Some time, so far, has proven to be three years. He thinks it is goddamn hard to cool off when his job is trailing a moody as hell princess who mainly spends her time trying to shake him (and is damn good at it, too.)

So day in, day out, the game goes something like this; he switches with the night-guard, who without fail breathes heavily his or her relief that if the princess's royal pain of an ass isn't actually in her apartment, it is officially on him (Frequently. It happens frequently, and she makes sure she is always found out on his goddamn watch.)

He leans against the wall between their rooms, crosses his arms, and scowls at the sickly-sweet flowered wallpaper across the hall. There are 121 daisies, 97 roses, 70 tulips and 53 weird hybrid things he is pretty sure whoever created the wallpaper completely made up. He has counted no less than 900 times.

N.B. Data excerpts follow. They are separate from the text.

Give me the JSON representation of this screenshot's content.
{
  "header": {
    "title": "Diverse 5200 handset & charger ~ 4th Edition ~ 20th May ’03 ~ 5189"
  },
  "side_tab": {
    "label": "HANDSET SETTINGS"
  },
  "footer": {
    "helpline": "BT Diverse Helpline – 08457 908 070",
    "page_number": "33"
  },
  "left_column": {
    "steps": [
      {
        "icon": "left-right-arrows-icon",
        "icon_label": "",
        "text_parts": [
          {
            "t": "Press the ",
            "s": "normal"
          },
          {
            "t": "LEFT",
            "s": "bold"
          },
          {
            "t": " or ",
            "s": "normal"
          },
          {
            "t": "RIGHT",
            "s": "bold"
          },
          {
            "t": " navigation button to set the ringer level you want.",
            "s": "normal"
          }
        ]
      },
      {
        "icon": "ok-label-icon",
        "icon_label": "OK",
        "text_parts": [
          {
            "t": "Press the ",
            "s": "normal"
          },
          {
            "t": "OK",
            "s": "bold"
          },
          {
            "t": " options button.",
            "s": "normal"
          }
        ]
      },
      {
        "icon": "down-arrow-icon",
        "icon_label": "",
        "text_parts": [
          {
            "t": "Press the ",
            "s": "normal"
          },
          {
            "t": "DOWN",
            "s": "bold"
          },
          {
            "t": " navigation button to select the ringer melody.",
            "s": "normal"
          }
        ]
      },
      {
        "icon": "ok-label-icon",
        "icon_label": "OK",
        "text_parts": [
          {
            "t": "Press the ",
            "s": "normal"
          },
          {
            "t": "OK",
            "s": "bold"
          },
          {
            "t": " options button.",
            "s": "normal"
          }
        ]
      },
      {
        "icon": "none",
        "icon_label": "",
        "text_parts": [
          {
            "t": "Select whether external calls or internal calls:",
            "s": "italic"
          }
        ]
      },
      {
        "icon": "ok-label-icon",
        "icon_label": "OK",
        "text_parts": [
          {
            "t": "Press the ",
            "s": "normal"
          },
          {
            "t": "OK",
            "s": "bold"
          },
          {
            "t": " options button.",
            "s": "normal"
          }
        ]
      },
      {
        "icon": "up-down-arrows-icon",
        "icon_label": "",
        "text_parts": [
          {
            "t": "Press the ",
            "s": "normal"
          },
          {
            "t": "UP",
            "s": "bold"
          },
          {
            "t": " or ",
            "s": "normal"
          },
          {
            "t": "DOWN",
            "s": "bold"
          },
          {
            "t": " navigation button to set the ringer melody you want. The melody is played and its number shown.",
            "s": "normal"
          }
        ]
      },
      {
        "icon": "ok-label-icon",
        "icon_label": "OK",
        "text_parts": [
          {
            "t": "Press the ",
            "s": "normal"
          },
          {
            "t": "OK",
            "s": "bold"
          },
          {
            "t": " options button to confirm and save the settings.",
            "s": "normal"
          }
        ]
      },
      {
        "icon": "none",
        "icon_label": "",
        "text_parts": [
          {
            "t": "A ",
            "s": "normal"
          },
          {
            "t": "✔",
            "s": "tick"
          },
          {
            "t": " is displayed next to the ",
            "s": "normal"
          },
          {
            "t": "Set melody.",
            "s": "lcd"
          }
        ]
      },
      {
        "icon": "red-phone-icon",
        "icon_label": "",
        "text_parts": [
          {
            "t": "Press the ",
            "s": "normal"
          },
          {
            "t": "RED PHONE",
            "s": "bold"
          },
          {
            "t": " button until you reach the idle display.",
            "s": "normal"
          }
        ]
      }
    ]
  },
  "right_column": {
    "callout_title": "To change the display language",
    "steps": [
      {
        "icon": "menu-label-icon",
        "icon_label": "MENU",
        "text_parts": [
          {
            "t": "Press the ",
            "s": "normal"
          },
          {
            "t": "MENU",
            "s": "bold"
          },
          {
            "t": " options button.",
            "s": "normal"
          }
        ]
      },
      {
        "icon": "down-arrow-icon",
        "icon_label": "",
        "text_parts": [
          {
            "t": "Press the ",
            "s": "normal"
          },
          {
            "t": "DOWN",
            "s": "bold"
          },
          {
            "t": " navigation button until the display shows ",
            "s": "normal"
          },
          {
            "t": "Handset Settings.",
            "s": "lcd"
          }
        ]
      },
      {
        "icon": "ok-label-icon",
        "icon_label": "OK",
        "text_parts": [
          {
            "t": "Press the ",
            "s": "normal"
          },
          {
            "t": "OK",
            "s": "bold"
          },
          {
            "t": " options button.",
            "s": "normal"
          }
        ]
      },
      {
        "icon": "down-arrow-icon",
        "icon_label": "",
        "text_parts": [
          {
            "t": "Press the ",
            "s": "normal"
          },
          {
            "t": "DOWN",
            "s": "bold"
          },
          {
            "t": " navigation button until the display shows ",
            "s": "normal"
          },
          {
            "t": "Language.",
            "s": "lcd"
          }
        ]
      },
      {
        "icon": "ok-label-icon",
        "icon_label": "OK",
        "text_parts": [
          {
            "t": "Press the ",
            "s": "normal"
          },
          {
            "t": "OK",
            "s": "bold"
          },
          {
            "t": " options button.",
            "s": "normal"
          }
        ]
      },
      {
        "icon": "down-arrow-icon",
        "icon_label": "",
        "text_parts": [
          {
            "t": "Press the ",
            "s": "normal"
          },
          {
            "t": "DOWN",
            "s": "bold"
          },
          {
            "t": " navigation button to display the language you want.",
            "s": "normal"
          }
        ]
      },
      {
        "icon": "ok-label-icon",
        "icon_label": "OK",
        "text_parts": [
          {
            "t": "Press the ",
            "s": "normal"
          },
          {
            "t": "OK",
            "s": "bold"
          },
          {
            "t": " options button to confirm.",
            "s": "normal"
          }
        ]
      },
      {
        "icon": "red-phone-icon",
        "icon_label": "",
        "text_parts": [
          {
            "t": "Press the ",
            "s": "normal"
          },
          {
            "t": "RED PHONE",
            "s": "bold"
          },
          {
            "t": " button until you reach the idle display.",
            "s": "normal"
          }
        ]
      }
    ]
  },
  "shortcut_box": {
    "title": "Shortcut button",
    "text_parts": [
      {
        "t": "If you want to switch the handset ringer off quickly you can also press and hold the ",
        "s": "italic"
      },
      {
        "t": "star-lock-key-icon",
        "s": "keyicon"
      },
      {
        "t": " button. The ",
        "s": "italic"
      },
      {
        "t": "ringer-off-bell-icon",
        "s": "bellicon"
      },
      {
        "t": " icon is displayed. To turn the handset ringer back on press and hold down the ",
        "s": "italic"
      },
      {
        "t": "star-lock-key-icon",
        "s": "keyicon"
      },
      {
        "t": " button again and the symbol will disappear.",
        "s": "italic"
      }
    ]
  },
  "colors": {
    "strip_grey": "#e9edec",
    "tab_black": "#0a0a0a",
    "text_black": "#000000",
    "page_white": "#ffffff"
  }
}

After an exaggerated 35 minutes or longer, the princess emerges from her apartment. Her dark eyes scan him and she crosses her arms, expression sinking into a flawless glower of disappointment.

(He swears she looks hopeful every damn morning that he won't be there, until he is, and he is also almost certain it is entirely an act so that she can fully demonstrate how much she resents him, to consistently make his job shitty.)

"You're still here."

"Every day."

He smiles sarcastically, like he is happy to be there, because it is his only defense to her favorite line and because it annoys her more than her feigned disappointment annoys him. She rolls her eyes and scoffs and turns to take off down the hallway without another word to him. He lets the smile return to a scowl and follows begrudgingly behind her, taking the quiet moment to daydream about reconnaissance and being undercover, both flattering alternatives to his current situation.

Sometimes he gets to the elevator in time to go down with her, and sometimes he doesn't. She makes no particular effort to hold it for him. It is better that way. He meets her at the front door to their complex, and continues to scowl as he trails her across the street to campus, where he follows her to her classes and continues to sulk as he sits through all her terrible political courses.

For the first year, the story for people who questioned their glue-like attachment was, courtesy of her, of course, that he was a broke exchange student who she took in out of the goodness of her heart. Thanks in no little part to google and the growing discourse towards her mother's radical agenda, Daisy's little secret didn't stay secret for very long, and Lincoln's job of keeping her safe grew more and more tedious as people realized his actual purpose.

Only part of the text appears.